For non-IT enterprise professionals, I think step one is learning about the kind of big data that’s out there. Everybody sees social media — anybody who’s, for example, in marketing, has a really intuitive feeling that “if I could just somehow harness all that social media data, I could make sense of it and understand my customers in a way I could not before.”

For years marketing people have looked to third-person or syndicated data to try to get a more holistic picture of their customer. So in a way it’s almost easier for a marketing person to think about big data because it’s the next step in the evolution. They need to start developing their analytical skills to step up.

Of course, for those who haven’t been doing qualitative data analysis, it’s like being dropped on Mars.

Data Informed: When do you see data literacy becoming the norm down through enterprise lines of business?

Harris: What’s really very heartening about the big data trend is that it isn’t quite as big a stretch as it might have been five years ago. In the past five years, analytics have become table stakes in a lot of industries. People routinely use statistics and predictive modeling for logistics management, yield management, all across the supply chain, forecasting stock-outs, on the marketing side. So really, except for places like HR, they’ve already been starting to use and learning to build their analytical skills.

I think the difference is they’ve been doing that in a pretty structured way. The analytics they’ve been doing have been using data that comes from inside the companies that they control, or from vendors where they actually went out and purchased it. So to take that to the next level, to take all the data on the Internet, they can bring in and use and mash up in creative ways. It’s kind of a logical extension of that.

Data Informed: What are the main obstacles?

Harris: I think there’s an older generation that’s used to making decisions based on their gut, and not on data because it wasn’t an option when they were getting started in their career.
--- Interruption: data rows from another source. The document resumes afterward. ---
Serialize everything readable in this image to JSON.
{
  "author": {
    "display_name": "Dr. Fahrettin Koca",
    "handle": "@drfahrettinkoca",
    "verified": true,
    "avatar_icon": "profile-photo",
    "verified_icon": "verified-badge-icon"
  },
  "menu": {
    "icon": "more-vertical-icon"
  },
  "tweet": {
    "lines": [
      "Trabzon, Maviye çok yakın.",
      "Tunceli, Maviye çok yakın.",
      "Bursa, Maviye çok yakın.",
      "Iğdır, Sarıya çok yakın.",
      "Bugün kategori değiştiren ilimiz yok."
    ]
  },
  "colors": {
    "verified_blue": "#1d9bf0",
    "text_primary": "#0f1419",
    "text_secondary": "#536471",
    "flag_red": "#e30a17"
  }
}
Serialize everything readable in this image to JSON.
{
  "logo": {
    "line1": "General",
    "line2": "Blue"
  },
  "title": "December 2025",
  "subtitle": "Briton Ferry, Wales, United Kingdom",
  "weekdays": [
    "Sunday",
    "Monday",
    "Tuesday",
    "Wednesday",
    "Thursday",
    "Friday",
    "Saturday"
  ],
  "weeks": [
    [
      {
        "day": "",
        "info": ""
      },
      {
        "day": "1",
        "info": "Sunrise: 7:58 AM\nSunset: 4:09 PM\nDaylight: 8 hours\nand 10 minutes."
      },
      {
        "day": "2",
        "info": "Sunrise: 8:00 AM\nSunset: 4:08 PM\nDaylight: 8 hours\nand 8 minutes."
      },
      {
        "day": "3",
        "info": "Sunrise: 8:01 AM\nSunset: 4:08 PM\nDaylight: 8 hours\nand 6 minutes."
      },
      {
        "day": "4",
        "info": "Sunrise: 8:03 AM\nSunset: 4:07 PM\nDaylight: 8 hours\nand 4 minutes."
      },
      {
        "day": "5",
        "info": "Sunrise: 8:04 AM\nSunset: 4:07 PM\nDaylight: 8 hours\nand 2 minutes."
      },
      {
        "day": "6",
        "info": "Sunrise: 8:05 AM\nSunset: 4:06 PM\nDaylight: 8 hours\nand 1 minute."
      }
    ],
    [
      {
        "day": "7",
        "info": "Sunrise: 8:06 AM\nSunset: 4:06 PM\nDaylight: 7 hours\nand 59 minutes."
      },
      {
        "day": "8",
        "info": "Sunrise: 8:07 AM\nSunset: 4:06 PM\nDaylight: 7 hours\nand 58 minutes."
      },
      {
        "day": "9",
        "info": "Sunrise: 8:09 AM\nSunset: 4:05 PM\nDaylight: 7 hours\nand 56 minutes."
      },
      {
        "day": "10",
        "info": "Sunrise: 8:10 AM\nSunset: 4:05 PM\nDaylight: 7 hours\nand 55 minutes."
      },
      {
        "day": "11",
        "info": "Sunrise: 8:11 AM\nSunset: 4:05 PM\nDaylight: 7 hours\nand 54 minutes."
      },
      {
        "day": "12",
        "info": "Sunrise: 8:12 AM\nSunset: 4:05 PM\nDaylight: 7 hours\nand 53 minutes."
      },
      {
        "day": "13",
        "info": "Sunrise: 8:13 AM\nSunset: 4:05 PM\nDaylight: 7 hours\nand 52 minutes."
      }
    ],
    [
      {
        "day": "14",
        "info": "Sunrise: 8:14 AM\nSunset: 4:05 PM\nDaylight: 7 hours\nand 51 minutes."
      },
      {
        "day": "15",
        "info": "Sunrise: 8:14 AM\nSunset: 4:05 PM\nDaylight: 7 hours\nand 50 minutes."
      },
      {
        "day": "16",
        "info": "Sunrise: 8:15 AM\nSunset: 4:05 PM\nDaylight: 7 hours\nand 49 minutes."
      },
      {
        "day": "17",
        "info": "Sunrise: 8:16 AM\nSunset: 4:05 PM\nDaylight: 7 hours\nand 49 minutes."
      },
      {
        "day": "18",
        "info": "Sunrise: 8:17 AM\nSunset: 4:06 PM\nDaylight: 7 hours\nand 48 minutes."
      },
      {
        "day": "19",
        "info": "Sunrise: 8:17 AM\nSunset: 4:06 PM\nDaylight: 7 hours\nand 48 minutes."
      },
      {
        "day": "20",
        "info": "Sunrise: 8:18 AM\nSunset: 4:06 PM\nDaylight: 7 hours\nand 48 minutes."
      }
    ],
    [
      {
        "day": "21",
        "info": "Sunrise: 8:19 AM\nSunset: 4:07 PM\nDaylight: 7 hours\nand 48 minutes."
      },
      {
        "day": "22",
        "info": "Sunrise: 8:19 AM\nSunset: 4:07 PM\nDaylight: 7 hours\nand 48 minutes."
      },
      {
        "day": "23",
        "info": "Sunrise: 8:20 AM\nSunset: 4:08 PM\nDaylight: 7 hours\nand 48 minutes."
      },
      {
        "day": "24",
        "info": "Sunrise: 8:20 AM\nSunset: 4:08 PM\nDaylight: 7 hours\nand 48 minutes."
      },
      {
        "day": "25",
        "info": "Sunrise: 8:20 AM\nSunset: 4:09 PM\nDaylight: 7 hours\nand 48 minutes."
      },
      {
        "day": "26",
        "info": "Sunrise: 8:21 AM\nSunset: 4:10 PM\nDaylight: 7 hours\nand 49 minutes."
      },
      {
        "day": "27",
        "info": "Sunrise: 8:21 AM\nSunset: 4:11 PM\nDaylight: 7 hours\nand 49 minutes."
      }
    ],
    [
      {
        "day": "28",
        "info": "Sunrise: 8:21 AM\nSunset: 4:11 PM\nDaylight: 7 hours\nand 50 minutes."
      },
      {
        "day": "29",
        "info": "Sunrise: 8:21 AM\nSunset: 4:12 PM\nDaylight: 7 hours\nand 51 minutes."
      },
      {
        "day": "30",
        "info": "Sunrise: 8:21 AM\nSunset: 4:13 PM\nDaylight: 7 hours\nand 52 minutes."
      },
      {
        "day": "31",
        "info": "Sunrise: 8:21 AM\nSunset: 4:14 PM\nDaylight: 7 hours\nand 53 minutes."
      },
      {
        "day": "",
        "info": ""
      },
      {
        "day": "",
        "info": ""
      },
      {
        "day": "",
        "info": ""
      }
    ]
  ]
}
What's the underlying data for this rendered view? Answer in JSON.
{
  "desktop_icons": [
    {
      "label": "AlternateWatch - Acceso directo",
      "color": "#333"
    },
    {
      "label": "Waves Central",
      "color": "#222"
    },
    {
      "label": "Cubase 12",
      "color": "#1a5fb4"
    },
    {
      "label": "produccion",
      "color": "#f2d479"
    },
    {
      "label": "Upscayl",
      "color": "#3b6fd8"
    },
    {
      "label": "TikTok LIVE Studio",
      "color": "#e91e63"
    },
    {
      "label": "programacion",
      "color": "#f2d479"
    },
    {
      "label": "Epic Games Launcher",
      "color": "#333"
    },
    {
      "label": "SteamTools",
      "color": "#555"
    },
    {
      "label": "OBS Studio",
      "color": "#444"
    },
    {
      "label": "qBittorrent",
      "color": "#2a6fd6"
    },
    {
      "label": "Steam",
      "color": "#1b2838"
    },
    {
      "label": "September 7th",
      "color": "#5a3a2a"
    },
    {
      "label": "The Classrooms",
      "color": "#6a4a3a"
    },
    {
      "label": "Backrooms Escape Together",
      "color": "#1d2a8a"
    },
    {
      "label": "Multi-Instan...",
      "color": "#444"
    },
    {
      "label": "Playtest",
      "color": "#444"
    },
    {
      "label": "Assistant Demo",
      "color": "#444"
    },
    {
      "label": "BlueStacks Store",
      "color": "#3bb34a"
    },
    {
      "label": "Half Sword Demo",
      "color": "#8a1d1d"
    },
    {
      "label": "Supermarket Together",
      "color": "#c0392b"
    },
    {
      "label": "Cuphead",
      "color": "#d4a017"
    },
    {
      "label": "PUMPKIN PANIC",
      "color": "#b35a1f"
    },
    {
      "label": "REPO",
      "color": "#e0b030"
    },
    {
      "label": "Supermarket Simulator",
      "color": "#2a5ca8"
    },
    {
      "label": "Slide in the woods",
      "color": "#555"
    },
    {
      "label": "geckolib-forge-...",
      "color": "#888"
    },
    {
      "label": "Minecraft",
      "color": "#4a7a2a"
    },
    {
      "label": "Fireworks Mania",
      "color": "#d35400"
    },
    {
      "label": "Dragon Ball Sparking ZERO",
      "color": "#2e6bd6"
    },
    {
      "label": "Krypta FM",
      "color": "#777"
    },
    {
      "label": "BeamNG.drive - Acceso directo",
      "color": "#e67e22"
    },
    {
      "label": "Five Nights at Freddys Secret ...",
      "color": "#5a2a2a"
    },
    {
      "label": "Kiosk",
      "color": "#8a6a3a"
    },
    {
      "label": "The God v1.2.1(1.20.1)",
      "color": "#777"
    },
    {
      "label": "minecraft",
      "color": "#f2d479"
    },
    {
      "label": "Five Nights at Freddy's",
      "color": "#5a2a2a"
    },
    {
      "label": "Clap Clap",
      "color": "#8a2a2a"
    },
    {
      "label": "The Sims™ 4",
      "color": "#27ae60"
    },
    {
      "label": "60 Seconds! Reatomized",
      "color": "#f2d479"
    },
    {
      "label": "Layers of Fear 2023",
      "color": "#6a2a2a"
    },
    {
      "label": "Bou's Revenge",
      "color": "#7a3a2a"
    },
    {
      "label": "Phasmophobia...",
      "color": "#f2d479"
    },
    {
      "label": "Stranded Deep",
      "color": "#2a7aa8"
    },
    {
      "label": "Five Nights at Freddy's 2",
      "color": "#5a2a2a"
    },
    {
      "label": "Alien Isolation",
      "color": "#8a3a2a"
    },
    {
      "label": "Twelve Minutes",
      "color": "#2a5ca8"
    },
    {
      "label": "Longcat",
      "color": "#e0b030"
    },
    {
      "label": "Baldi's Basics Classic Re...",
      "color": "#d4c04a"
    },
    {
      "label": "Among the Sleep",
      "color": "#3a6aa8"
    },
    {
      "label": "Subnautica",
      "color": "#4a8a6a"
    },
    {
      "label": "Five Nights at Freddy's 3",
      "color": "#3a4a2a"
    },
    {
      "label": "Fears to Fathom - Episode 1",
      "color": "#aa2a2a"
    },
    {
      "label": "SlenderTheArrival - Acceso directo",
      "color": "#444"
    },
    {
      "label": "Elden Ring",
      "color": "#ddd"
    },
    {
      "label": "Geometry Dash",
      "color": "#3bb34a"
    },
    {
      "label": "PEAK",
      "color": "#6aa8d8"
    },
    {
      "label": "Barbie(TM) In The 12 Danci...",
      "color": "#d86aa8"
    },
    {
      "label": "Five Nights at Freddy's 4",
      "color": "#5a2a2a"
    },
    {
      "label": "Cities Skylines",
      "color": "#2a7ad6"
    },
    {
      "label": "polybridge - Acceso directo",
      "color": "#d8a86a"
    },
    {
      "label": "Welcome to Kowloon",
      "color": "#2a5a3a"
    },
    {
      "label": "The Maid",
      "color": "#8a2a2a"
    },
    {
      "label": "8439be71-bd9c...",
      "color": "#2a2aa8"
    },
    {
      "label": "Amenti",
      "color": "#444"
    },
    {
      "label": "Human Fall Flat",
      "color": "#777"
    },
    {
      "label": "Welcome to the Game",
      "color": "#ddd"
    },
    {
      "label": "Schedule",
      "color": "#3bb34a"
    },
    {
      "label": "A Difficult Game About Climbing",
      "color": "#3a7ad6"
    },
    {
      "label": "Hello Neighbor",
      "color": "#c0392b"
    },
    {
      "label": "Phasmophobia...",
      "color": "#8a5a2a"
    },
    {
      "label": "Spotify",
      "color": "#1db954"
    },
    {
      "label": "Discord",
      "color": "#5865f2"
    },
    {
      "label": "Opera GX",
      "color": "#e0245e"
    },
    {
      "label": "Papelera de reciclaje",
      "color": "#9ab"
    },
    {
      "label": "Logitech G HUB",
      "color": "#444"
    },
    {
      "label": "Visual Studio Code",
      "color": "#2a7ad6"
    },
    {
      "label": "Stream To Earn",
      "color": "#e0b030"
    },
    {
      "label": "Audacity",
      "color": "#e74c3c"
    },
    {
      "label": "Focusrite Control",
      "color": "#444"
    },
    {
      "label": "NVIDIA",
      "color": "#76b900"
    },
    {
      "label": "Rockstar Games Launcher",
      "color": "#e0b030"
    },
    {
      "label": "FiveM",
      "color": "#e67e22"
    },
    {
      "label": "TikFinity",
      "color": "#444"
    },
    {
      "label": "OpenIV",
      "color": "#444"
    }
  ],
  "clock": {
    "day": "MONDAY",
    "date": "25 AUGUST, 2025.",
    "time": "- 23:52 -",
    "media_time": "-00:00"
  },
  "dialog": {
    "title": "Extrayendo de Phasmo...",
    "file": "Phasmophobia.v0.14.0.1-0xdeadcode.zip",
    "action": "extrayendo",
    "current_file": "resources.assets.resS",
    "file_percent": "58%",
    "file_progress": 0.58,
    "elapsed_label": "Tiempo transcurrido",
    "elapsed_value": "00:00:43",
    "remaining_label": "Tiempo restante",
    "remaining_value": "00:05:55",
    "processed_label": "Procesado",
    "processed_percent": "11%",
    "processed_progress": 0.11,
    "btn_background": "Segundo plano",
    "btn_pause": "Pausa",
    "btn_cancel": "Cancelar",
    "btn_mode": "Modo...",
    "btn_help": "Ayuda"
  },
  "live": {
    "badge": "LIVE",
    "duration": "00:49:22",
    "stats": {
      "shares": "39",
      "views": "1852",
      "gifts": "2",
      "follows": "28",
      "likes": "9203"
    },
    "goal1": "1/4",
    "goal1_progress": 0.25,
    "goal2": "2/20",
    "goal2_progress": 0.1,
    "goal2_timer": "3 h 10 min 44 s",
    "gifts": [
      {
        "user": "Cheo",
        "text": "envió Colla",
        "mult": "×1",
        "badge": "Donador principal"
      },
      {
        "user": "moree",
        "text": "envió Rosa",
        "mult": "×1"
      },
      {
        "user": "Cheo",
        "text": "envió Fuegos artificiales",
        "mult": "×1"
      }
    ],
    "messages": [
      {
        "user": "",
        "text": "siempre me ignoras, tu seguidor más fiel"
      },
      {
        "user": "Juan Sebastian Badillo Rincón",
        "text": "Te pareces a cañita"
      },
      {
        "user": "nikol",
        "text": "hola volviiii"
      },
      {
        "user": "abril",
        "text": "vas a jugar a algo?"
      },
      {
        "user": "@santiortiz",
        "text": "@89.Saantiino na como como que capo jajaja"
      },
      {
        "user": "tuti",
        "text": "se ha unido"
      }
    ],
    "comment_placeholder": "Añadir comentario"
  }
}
The young generation has always had a computer, they’ve always had Excel, they’ve always been able to go out and search the Internet. It’s just like breathing to them. I think it’s going to be quite a significant change. I think for young people it’s not going to be that significant a change at all.

The biggest problem is we don’t have the science skills, we aren’t graduating enough people with enough quantitative background. They aren’t interested in using big data because it’s not something they are comfortable with, it’s not part of their tool kit.

Companies today are going to struggle building the analytical skills of their management and workforce. I think they’re going to be demanding more from academic institutions, but that’s going to take some time. I do think over the next five years I think we’re going to see more corporations stepping in to do more to build the skills and capabilities of their workforce and changing their hiring behavior.

I think you see that already. If you look at what the top five jobs are in surveys, they’re all very quantitative in nature. Statistician, actuary, mathematician, analyst. That’s where the jobs are. Whether the workforce catches up may be a political and social issue. And I don’t think companies are going to wait. I think they’re going to get much more proactive about building skills, both through job assignments and by pairing managers up.